Walangsungsang mematuhi perintahnya guru, segera pamit terus berjalan menuju gunung kumbang, datang sudah di hadapan Sanghyang Naga.

Berkata Sanghyang Naga, “Hai orang muda, siapa engkau, asal putra mana dan apa yang engkau kehendaki?”

Sang Walangsungsang menjawab,” Hamba ingin, berguru agama Islam, Walangsungsang namanya putra Pejajaran.”

Sanghyang Naga berkata, “Hai Walangsungsang, agama Islam belum ada, kelak pada akhirnya engkau yang punya, mungkin sebentar lagi, hanya si bapak bisa memberi ilmu kesaktian, aji dipa, mengetahui omongannya segala binatang, keperkawinan, menghilang dan aji titimurni (membesarkan tubuh hingga segunung anakan).”

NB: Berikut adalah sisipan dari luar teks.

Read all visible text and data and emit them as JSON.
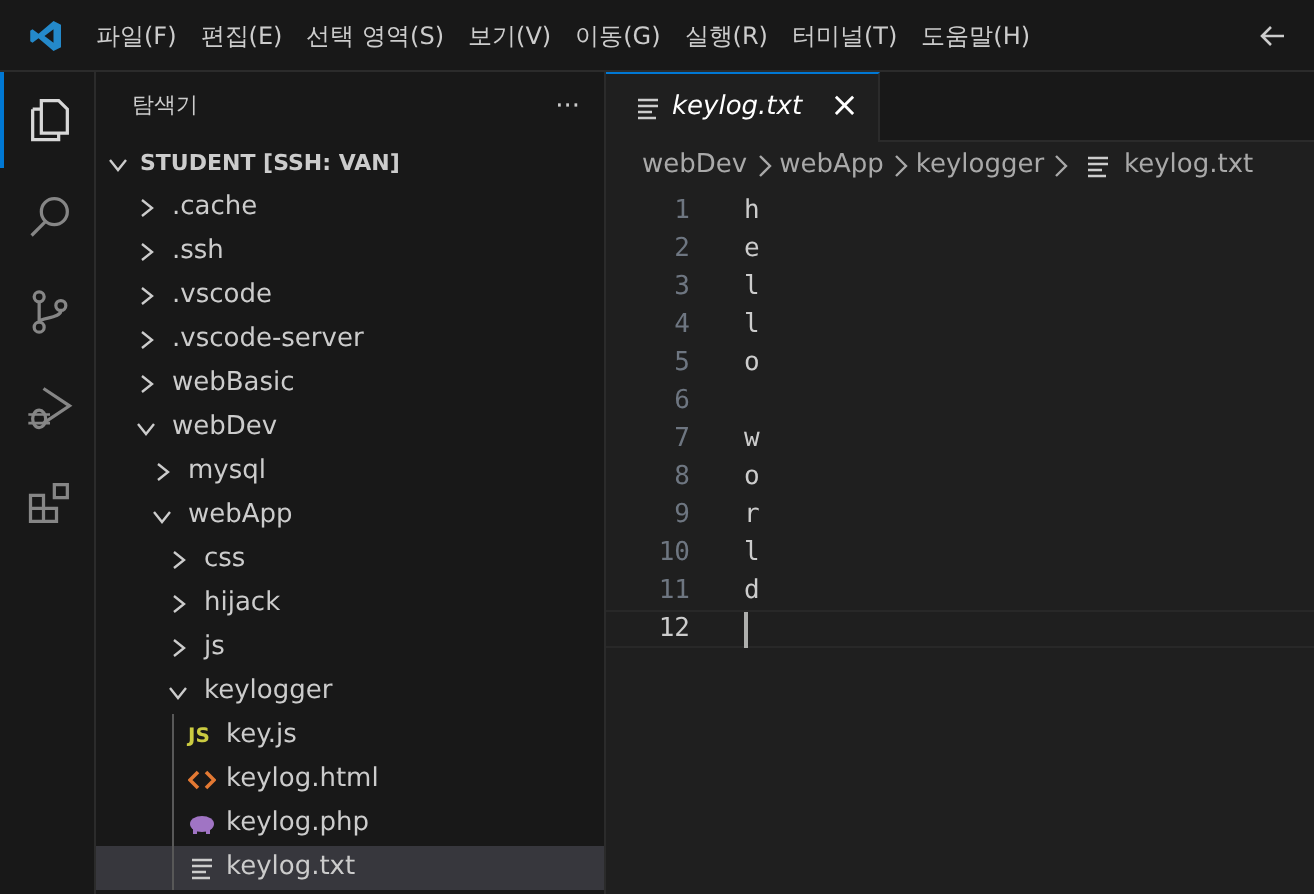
{
  "menu": [
    "파일(F)",
    "편집(E)",
    "선택 영역(S)",
    "보기(V)",
    "이동(G)",
    "실행(R)",
    "터미널(T)",
    "도움말(H)"
  ],
  "activity_bar": [
    {
      "kind": "explorer",
      "selected": true
    },
    {
      "kind": "search",
      "selected": false
    },
    {
      "kind": "source-control",
      "selected": false
    },
    {
      "kind": "run-debug",
      "selected": false
    },
    {
      "kind": "extensions",
      "selected": false
    }
  ],
  "sidebar": {
    "title": "탐색기",
    "more": "···",
    "section": "STUDENT [SSH: VAN]",
    "expanded": true,
    "tree": [
      {
        "label": ".cache",
        "kind": "folder",
        "expanded": false,
        "selected": false
      },
      {
        "label": ".ssh",
        "kind": "folder",
        "expanded": false,
        "selected": false
      },
      {
        "label": ".vscode",
        "kind": "folder",
        "expanded": false,
        "selected": false
      },
      {
        "label": ".vscode-server",
        "kind": "folder",
        "expanded": false,
        "selected": false
      },
      {
        "label": "webBasic",
        "kind": "folder",
        "expanded": false,
        "selected": false
      },
      {
        "label": "webDev",
        "kind": "folder",
        "expanded": true,
        "selected": false,
        "children": [
          {
            "label": "mysql",
            "kind": "folder",
            "expanded": false,
            "selected": false
          },
          {
            "label": "webApp",
            "kind": "folder",
            "expanded": true,
            "selected": false,
            "children": [
              {
                "label": "css",
                "kind": "folder",
                "expanded": false,
                "selected": false
              },
              {
                "label": "hijack",
                "kind": "folder",
                "expanded": false,
                "selected": false
              },
              {
                "label": "js",
                "kind": "folder",
                "expanded": false,
                "selected": false
              },
              {
                "label": "keylogger",
                "kind": "folder",
                "expanded": true,
                "selected": false,
                "children": [
                  {
                    "label": "key.js",
                    "kind": "js",
                    "icon_text": "JS",
                    "selected": false
                  },
                  {
                    "label": "keylog.html",
                    "kind": "html",
                    "selected": false
                  },
                  {
                    "label": "keylog.php",
                    "kind": "php",
                    "selected": false
                  },
                  {
                    "label": "keylog.txt",
                    "kind": "txt",
                    "selected": true
                  }
                ]
              }
            ]
          }
        ]
      }
    ]
  },
  "tabs": [
    {
      "label": "keylog.txt",
      "selected": true,
      "preview": true,
      "close": "×"
    }
  ],
  "breadcrumb": [
    "webDev",
    "webApp",
    "keylogger",
    "keylog.txt"
  ],
  "editor": {
    "lines": [
      {
        "number": "1",
        "text": "h",
        "current": false
      },
      {
        "number": "2",
        "text": "e",
        "current": false
      },
      {
        "number": "3",
        "text": "l",
        "current": false
      },
      {
        "number": "4",
        "text": "l",
        "current": false
      },
      {
        "number": "5",
        "text": "o",
        "current": false
      },
      {
        "number": "6",
        "current": false
      },
      {
        "number": "7",
        "text": "w",
        "current": false
      },
      {
        "number": "8",
        "text": "o",
        "current": false
      },
      {
        "number": "9",
        "text": "r",
        "current": false
      },
      {
        "number": "10",
        "text": "l",
        "current": false
      },
      {
        "number": "11",
        "text": "d",
        "current": false
      },
      {
        "number": "12",
        "current": true
      }
    ]
  }
}
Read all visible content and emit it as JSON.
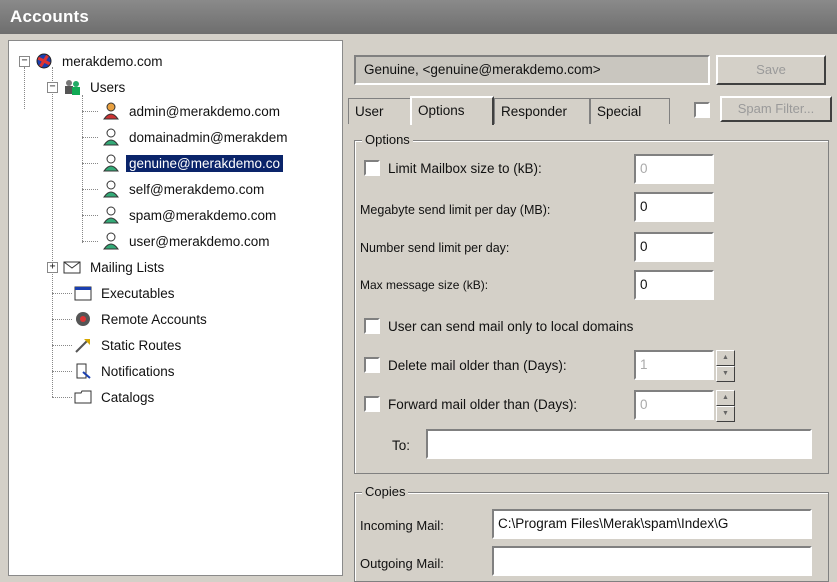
{
  "window": {
    "title": "Accounts"
  },
  "tree": {
    "root": "merakdemo.com",
    "users_label": "Users",
    "users": [
      "admin@merakdemo.com",
      "domainadmin@merakdem",
      "genuine@merakdemo.co",
      "self@merakdemo.com",
      "spam@merakdemo.com",
      "user@merakdemo.com"
    ],
    "selected_index": 2,
    "others": [
      "Mailing Lists",
      "Executables",
      "Remote Accounts",
      "Static Routes",
      "Notifications",
      "Catalogs"
    ]
  },
  "account": {
    "display": "Genuine, <genuine@merakdemo.com>",
    "save_label": "Save",
    "spam_filter_label": "Spam Filter..."
  },
  "tabs": [
    "User",
    "Options",
    "Responder",
    "Special"
  ],
  "active_tab": "Options",
  "options": {
    "group_label": "Options",
    "limit_mailbox_label": "Limit Mailbox size to (kB):",
    "limit_mailbox_value": "0",
    "mb_send_limit_label": "Megabyte send limit per day (MB):",
    "mb_send_limit_value": "0",
    "number_send_limit_label": "Number send limit per day:",
    "number_send_limit_value": "0",
    "max_message_label": "Max message size (kB):",
    "max_message_value": "0",
    "local_only_label": "User can send mail only to local domains",
    "delete_older_label": "Delete mail older than (Days):",
    "delete_older_value": "1",
    "forward_older_label": "Forward mail older than (Days):",
    "forward_older_value": "0",
    "to_label": "To:",
    "to_value": ""
  },
  "copies": {
    "group_label": "Copies",
    "incoming_label": "Incoming Mail:",
    "incoming_value": "C:\\Program Files\\Merak\\spam\\Index\\G",
    "outgoing_label": "Outgoing Mail:",
    "outgoing_value": ""
  }
}
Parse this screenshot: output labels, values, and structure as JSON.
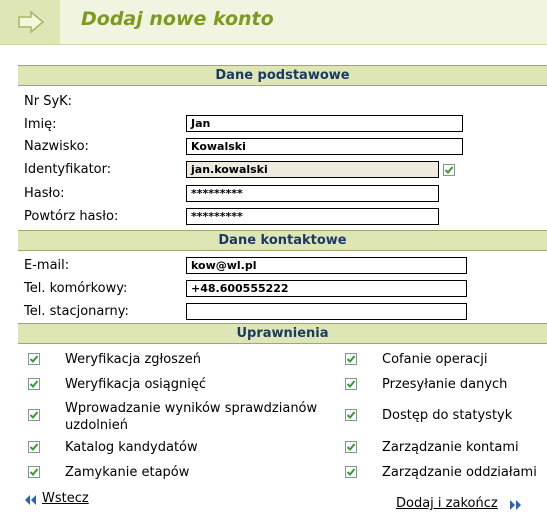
{
  "header": {
    "title": "Dodaj nowe konto"
  },
  "sections": {
    "basic": "Dane podstawowe",
    "contact": "Dane kontaktowe",
    "permissions": "Uprawnienia"
  },
  "basic": {
    "nr_syk_label": "Nr SyK:",
    "imie_label": "Imię:",
    "imie_value": "Jan",
    "nazwisko_label": "Nazwisko:",
    "nazwisko_value": "Kowalski",
    "identyfikator_label": "Identyfikator:",
    "identyfikator_value": "jan.kowalski",
    "identyfikator_checked": true,
    "haslo_label": "Hasło:",
    "haslo_value": "*********",
    "powtorz_label": "Powtórz hasło:",
    "powtorz_value": "*********"
  },
  "contact": {
    "email_label": "E-mail:",
    "email_value": "kow@wl.pl",
    "mobile_label": "Tel. komórkowy:",
    "mobile_value": "+48.600555222",
    "landline_label": "Tel. stacjonarny:",
    "landline_value": ""
  },
  "permissions": {
    "left": [
      {
        "label": "Weryfikacja zgłoszeń",
        "checked": true
      },
      {
        "label": "Weryfikacja osiągnięć",
        "checked": true
      },
      {
        "label": "Wprowadzanie wyników sprawdzianów uzdolnień",
        "checked": true
      },
      {
        "label": "Katalog kandydatów",
        "checked": true
      },
      {
        "label": "Zamykanie etapów",
        "checked": true
      }
    ],
    "right": [
      {
        "label": "Cofanie operacji",
        "checked": true
      },
      {
        "label": "Przesyłanie danych",
        "checked": true
      },
      {
        "label": "Dostęp do statystyk",
        "checked": true
      },
      {
        "label": "Zarządzanie kontami",
        "checked": true
      },
      {
        "label": "Zarządzanie oddziałami",
        "checked": true
      }
    ]
  },
  "nav": {
    "back": "Wstecz",
    "submit": "Dodaj i zakończ"
  },
  "colors": {
    "accent": "#7c9b1c",
    "section_bg": "#dfe6b6",
    "section_text": "#1b3a63",
    "check": "#3a9a3a"
  }
}
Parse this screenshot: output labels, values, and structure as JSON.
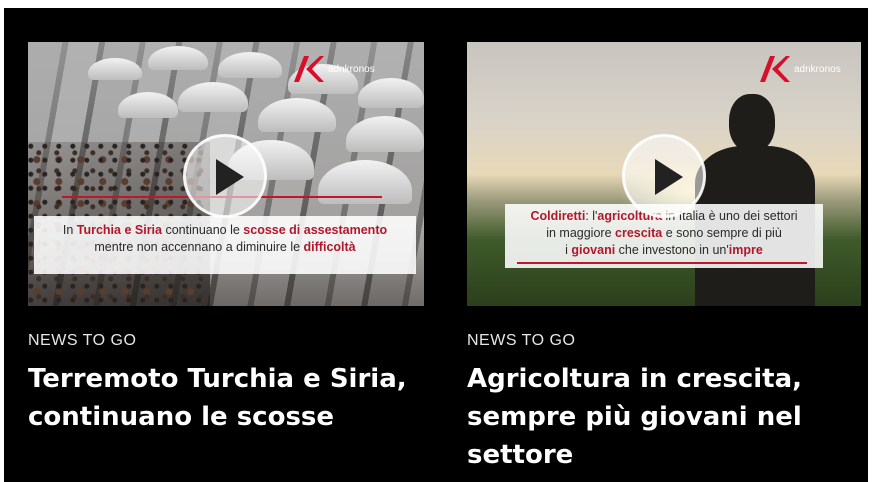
{
  "articles": [
    {
      "section": "NEWS TO GO",
      "headline_line1": "Terremoto Turchia e Siria,",
      "headline_line2": "continuano le scosse",
      "brand": "adnkronos",
      "caption": {
        "line1_a": "In ",
        "line1_b": "Turchia e Siria",
        "line1_c": " continuano le ",
        "line1_d": "scosse di assestamento",
        "line2_a": "mentre non accennano a diminuire le ",
        "line2_b": "difficoltà"
      }
    },
    {
      "section": "NEWS TO GO",
      "headline_line1": "Agricoltura in crescita,",
      "headline_line2": "sempre più giovani nel",
      "headline_line3": "settore",
      "brand": "adnkronos",
      "caption": {
        "line1_a": "Coldiretti",
        "line1_b": ": l'",
        "line1_c": "agricoltura",
        "line1_d": " in Italia è uno dei settori",
        "line2_a": "in maggiore ",
        "line2_b": "crescita",
        "line2_c": " e sono sempre di più",
        "line3_a": "i ",
        "line3_b": "giovani",
        "line3_c": " che investono in un'",
        "line3_d": "impre"
      }
    }
  ],
  "colors": {
    "background": "#000000",
    "accent": "#b0182b",
    "brand_red": "#d6102a"
  },
  "icons": {
    "play": "play-icon",
    "brand": "adnkronos-logo"
  }
}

Walangsungsang sudah menerima semua apa sih pemberian guru.

Sanghyang Naga berkata, “Dan ini pusaka tiga warna kepunyaan Juwata sekarang dapat wangsit terimalah dari sih pemberian Dewa, ialah peci waring, kalau dipakai tidak terlihat semua penglihatan, badong batok berwatak dianuti oleh sileman siluman, jin, setan pada suka sih, umbul-umbul waring, berwatak rahayu dari senjata musuh dan melemahkan musuh.”

Diterima sudah, Walangsungsang mengucap terima kasih, lalu jimat yang warna tiga itu simpan di dalam cincin Ampal.